Kate Adie, author and broadcaster, became a familiar figure to viewers through her work as the BBC's Chief News Correspondent. She is considered to be among the very finest reporters, as well as one of the first British women, sending despatches from danger zones around the world. She is also familiar as the presenter of Radio 4's From Our Own Correspondent and a guest on many other radio and television programmes.
Kate has been named 'Reporter of the Year' twice by the Royal Television Society; the first occasion was for her coverage of the SAS end to the Iranian Embassy siege in 1973. She also won the Monte Carlo International Golden Nymph Award in 1981 and 1990, and was awarded an OBE in 1993.
Kate grew up in Sunderland and gained her BA from Newcastle University where she read Swedish. She was a member of the National Youth Theatre and still attends the theatre and visits galleries when time permits. She is an avid reader of both fiction and history, and has served as a judge for literary prizes, including the Orange Prize for Fiction, the old Whitbread and the Costa. Kate has also served as a trustee of the Imperial War Museum, and her illustrated, companion history to the museum's exhibition about women in uniform, Corsets to Camouflage, was published by Hodder & Stoughton to coincide with its opening in the autumn of 2003.
Her first book, The Kindness of Strangers, an account of her work as a reporter and how she came to undertake it, was published by Headline in 2002 and remained on the Sunday Times best seller list for 37 weeks. Hodder & Stoughton has now published Nobody's Child: The Lives of Abandoned Children (2005) which formed the basis of the BBC 1 documentaries series, FOUND, and, most recently, INTO DANGER, (2008) a study of men and women who risk their lives for work.
She lives just outside London.
"This award is made in recognition of her remarkable commitment in her public life, to transparency, altruism, integrity and truth in a world where self-interest and the hidden agenda are too often the norm, at every social level. She is a worthy example for women and for men, of all ages, of how a life may be fruitfully lived out to the benefit of the damaged, the deprived and the dispirited.
Kate Adie is from what she describes as a traditional background. Her family somewhat ecumenical, with diversity in their beliefs, extending across the wide range from Methodist to Roman Catholic. Whilst recognising the divisions that religion may bring, she has also found it useful in her occupation, in being able to understand the points of view of disparate ethnic groups with whom she has been involved.
Following her graduation in Scandinavian Studies from the University of Newcastle upon Tyne, she began work as a studio technician with BBC local radio in Durham; moved to Bristol as a producer (specialising in farming and arts programmes) then worked as a Director in Television Outside Broadcasts, mainly on sport and religion. It was at the BBC in Plymouth that she first went into news, as a regional TV reporter.
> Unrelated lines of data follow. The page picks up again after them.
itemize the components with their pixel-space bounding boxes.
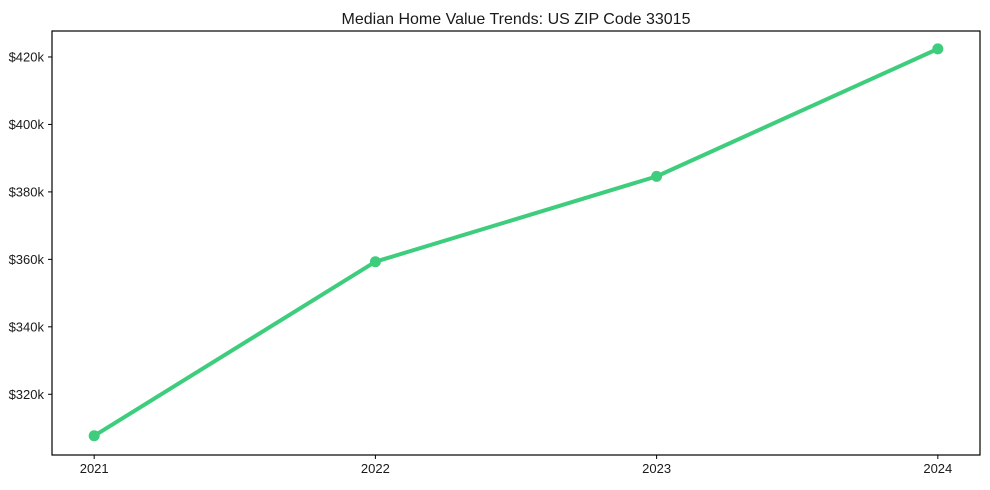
y-tick-label: $340k [9,319,45,334]
data-point-marker [369,256,381,268]
y-tick-label: $320k [9,387,45,402]
x-tick-label: 2021 [80,461,109,476]
y-tick-label: $360k [9,252,45,267]
x-tick-label: 2024 [923,461,952,476]
y-tick-label: $400k [9,117,45,132]
data-point-marker [88,430,100,442]
y-tick-label: $420k [9,49,45,64]
x-tick-label: 2023 [642,461,671,476]
data-point-marker [932,43,944,55]
data-point-marker [651,170,663,182]
plot-border [51,30,981,456]
chart-title: Median Home Value Trends: US ZIP Code 33… [342,11,691,28]
y-tick-label: $380k [9,184,45,199]
trend-line [92,46,940,438]
x-tick-label: 2022 [361,461,390,476]
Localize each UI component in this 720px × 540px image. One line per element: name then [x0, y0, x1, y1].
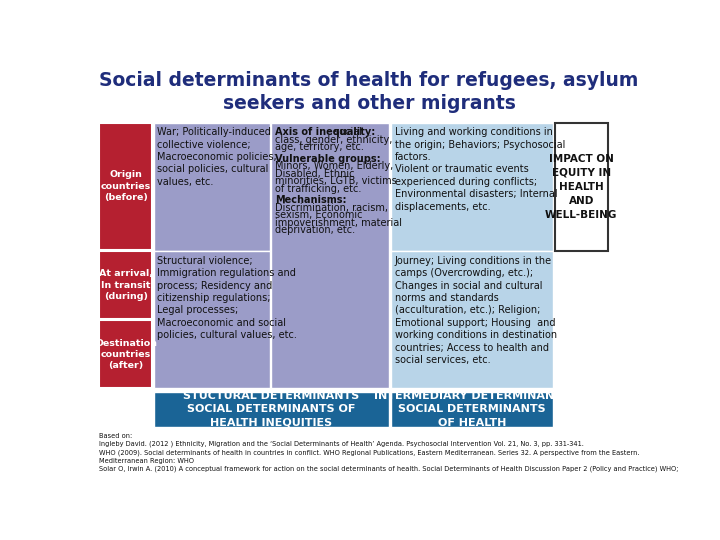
Text: seekers and other migrants: seekers and other migrants — [222, 94, 516, 113]
Text: STUCTURAL DETERMINANTS
SOCIAL DETERMINANTS OF
HEALTH INEQUITIES: STUCTURAL DETERMINANTS SOCIAL DETERMINAN… — [183, 391, 359, 428]
Text: Mechanisms:: Mechanisms: — [275, 195, 347, 205]
Text: Living and working conditions in
the origin; Behaviors; Psychosocial
factors.
Vi: Living and working conditions in the ori… — [395, 127, 565, 212]
Text: Structural violence;
Immigration regulations and
process; Residency and
citizens: Structural violence; Immigration regulat… — [158, 256, 297, 340]
Text: Origin
countries
(before): Origin countries (before) — [101, 171, 150, 201]
Bar — [153, 123, 270, 251]
Text: Minors, Women, Elderly,: Minors, Women, Elderly, — [275, 161, 393, 171]
Bar — [99, 123, 152, 249]
Text: At arrival,
In transit
(during): At arrival, In transit (during) — [99, 269, 153, 301]
Text: Based on:
Ingleby David. (2012 ) Ethnicity, Migration and the ‘Social Determinan: Based on: Ingleby David. (2012 ) Ethnici… — [99, 433, 679, 472]
Text: INTERMEDIARY DETERMINANTS
SOCIAL DETERMINANTS
OF HEALTH: INTERMEDIARY DETERMINANTS SOCIAL DETERMI… — [374, 391, 570, 428]
Text: Discrimination, racism,: Discrimination, racism, — [275, 202, 388, 213]
Bar — [99, 251, 152, 319]
Text: Axis of inequality:: Axis of inequality: — [275, 127, 375, 137]
Text: class, gender, ethnicity,: class, gender, ethnicity, — [275, 134, 392, 145]
Text: Destination
countries
(after): Destination countries (after) — [94, 339, 157, 370]
Text: IMPACT ON
EQUITY IN
HEALTH
AND
WELL-BEING: IMPACT ON EQUITY IN HEALTH AND WELL-BEIN… — [545, 154, 618, 220]
Text: of trafficking, etc.: of trafficking, etc. — [275, 184, 361, 194]
Text: Social determinants of health for refugees, asylum: Social determinants of health for refuge… — [99, 71, 639, 90]
Text: impoverishment, material: impoverishment, material — [275, 218, 402, 228]
Text: minorities, LGTB, victims: minorities, LGTB, victims — [275, 176, 397, 186]
Bar — [99, 320, 152, 388]
Bar — [391, 251, 554, 388]
Text: social: social — [331, 127, 362, 137]
Text: sexism, Economic: sexism, Economic — [275, 210, 363, 220]
Text: War; Politically-induced
collective violence;
Macroeconomic policies;
social pol: War; Politically-induced collective viol… — [158, 127, 277, 187]
Bar — [153, 251, 270, 388]
Bar — [555, 123, 608, 251]
Text: age, territory, etc.: age, territory, etc. — [275, 142, 364, 152]
Bar — [271, 123, 389, 388]
Bar — [391, 392, 554, 427]
Text: deprivation, etc.: deprivation, etc. — [275, 225, 356, 235]
Text: Journey; Living conditions in the
camps (Overcrowding, etc.);
Changes in social : Journey; Living conditions in the camps … — [395, 256, 557, 365]
Bar — [153, 392, 389, 427]
Text: Vulnerable groups:: Vulnerable groups: — [275, 153, 381, 164]
Bar — [391, 123, 554, 251]
Text: Disabled, Ethnic: Disabled, Ethnic — [275, 168, 355, 179]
Kate Adie came to BBC TV national news in 1979, covering general news stories, often abroad, and was Court Correspondent for two years. She has reported from many of the world's trouble spots and won awards for her coverage of Northern Ireland and the American bombing in Tripoli. It was on her return from China in June 1989 that she was promoted to Chief News Correspondent.
She has been widely recognised in a professional sense, with awards from the Royal Television Society in 1981, 1987 and 1989; from Monte Carlo International Television in 1981 and 1990; and the BAFTA Richard Dimbleby Award in 1990.
But Kate Adie's personal qualities have also been much admired and recognised by a variety of Universities. Through such contacts, she is involved with student seminar groups and considers it a huge privilege to interact with these enquiring minds, often anarchic, but which she believes give rise, usually, to well-balanced adults.
Over the last ten years she has covered China, the Gulf War, the war in the former Yugoslavia and events in Armenia, Albania and Rwanda. She was at Tiananmen Square on that horrendous night of the huge scale killing of students. She remembers how the Chinese army attacking its own people seemed so truly extraordinary and shocking.
In the Gulf War she had to join the Army as an Official War Correspondent and had to dig trenches! She recounts racing across the Saudi desert to war, and how different it felt being a part of those committed to the task in hand rather than a mere observer. She recalls how, under such circumstances, deep long-lasting friendships are forged.
Also, she spent almost four and a half years in the former Yugoslavia, and through this experience has come to recognise that civil war has its own special dangers since it is without the rules and principles of the Geneva Convention.
However, she is somewhat sceptical about the current trend towards constant counselling of those who experience trauma of one sort or another, believing that, in a sense, it patronises and possibly even serves only to placate the emptiness of the lives of vicarious counsellors, deprived of personal real life experiences themselves.
It is therefore, Vice-Chancellor, because of her exceptional service to the undernourished, the underprivileged and the under-represented of many different peoples of the world and her contribution to public service broadcasting and journalism that I invite you to confer on this special person, Kate Adie, OBE, FIJ, FRTS, the award of Honorary Doctor of the University."